If you're making educational content to be embedded into another site, you don't need YouTube. Because you are not using Google for video discovery. So put your video elsewhere. Vimeo, PeerTube, etc. Preferably multiple places.
Relying on Google to maintain a non ad supported product is very risky. Basing a business on it is suicidal. See the infamous list of dead Google services.[1]
Youtube allows unlimited videos with unlimited size and with good quality completely for free. You can also keep ads disabled if you want. No other service is even comparable.
I had thought that such ads only appeared when the video included content that belonged to another company that chose to puts ads on it, like if you made a music video but used a song owned by a record label. Do they put ads on stuff that's entirely yours? It's mentioned in their FAQ: https://support.google.com/youtube/answer/2475463
YouTube alternatives sound great until you actually try them.

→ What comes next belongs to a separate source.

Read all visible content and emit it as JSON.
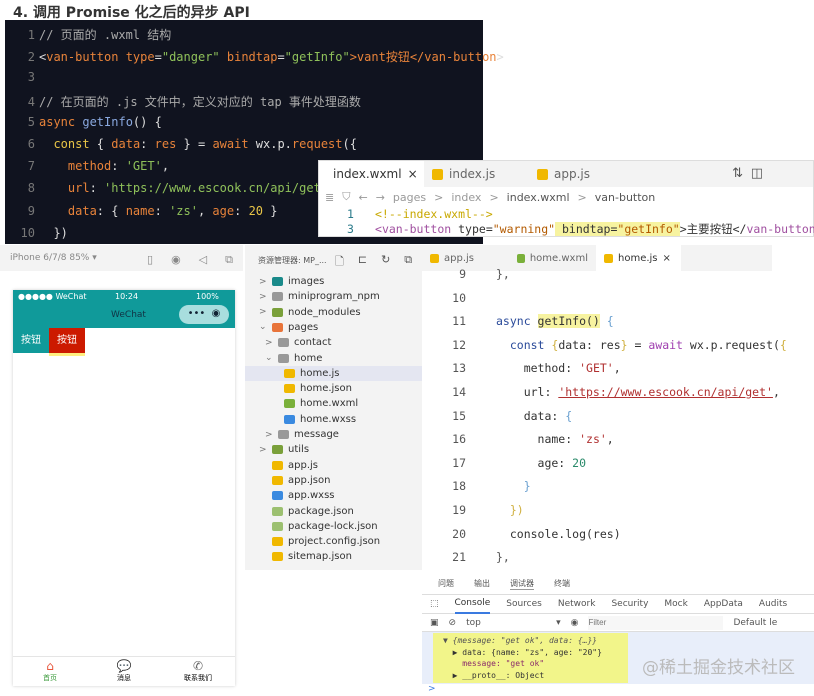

The best exemple is when youtubers leave for reasons related to monetization. They always came back when they foud out that not only do other platform don't pay them (without a pay wall) but good platform will actually charge them for the hosting. finding your own ads is also really fucking hard when google isn't doing it for you.
Free unlimited 4k@60 video hosting is a hard to beat when users are extremely hostile to paying for thing they used to have for free (look at the feedback from. Youtube premium)
Relying on Google to maintain a non ad supported product is very risky. Basing a business on it is suicidal. See the infamous list of dead Google services.[1]